This side salad dish combines two types of rice, fava beans and crunchy pistachios. I love a good textured salad, that also has enhanced flavors with parsley and dill. This is a great blend of carbohydrates, proteins, fats and fiber! A perfect combination to fuel and support a healthy body and mind.
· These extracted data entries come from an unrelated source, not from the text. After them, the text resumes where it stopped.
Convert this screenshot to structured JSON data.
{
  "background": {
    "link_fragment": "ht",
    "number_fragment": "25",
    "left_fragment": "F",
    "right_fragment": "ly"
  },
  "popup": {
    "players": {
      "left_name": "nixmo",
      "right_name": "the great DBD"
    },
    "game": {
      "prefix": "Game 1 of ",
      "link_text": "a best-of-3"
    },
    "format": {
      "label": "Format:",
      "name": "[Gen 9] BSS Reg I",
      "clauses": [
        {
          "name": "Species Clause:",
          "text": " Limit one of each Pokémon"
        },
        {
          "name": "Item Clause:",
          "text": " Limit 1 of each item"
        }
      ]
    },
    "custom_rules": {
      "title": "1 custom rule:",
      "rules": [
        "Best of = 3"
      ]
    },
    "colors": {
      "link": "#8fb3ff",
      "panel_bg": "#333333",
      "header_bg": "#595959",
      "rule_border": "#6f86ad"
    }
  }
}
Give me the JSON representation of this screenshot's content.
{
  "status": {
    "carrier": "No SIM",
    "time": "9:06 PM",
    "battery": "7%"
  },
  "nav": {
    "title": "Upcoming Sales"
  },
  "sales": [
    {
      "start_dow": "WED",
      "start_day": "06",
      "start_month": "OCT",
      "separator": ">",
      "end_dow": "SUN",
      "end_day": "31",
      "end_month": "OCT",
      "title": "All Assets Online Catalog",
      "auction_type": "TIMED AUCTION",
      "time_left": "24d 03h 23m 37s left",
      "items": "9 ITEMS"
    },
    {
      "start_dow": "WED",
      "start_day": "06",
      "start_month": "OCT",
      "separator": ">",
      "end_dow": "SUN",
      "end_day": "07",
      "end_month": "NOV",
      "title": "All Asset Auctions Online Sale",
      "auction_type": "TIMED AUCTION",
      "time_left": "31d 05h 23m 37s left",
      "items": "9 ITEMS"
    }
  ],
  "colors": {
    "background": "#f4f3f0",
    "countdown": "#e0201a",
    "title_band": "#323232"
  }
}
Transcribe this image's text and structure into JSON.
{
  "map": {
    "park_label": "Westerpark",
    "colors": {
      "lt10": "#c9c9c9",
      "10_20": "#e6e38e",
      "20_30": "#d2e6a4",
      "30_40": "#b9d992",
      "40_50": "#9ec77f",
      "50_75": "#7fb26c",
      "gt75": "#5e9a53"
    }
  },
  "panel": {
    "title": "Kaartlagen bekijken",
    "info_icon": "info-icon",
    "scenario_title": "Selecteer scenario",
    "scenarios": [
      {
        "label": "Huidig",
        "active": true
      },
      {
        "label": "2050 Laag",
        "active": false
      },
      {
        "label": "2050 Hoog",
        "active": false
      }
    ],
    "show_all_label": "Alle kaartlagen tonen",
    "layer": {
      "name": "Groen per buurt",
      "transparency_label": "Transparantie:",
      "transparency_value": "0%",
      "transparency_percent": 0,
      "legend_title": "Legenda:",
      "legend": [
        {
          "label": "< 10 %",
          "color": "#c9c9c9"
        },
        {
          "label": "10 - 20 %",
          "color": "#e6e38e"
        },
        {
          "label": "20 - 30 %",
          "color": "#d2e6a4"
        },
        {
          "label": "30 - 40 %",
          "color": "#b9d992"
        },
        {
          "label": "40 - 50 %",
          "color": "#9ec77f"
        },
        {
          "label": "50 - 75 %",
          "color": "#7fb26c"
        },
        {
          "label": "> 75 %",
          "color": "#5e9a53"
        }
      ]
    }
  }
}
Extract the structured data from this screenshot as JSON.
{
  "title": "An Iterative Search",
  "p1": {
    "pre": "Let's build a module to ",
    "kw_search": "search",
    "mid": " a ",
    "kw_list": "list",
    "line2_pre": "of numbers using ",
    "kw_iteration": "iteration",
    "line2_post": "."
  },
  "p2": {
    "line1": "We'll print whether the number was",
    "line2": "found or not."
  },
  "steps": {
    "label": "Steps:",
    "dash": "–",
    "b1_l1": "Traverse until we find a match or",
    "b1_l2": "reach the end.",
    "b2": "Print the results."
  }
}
Enjoy and share!
Rice, Bean and Pistachio Salad adapted from www.epicurious.com
6 servings
ingredients
- 1/2 cup wild rice
- Himalayan sea salt
- 1 cup basmati rice
- 1 cup fresh shelled fava beans (from about 1 pound pods) or frozen, thawed
- 1/2 cup chopped fresh dill
- 1/2 cup chopped fresh flat-leaf parsley
- 1/2 cup unsalted, raw pistachios
- 1/4 cup olive oil or grapeseed oil
- 2 teaspoons finely grated lemon zest
- 1/4 cup fresh lemon juice
- 1 teaspoon finely grated lime zest
directions
1) Cook wild rice in a medium pot of boiling salted water until tender and grains start to split, 35–40 minutes. Drain; let cool.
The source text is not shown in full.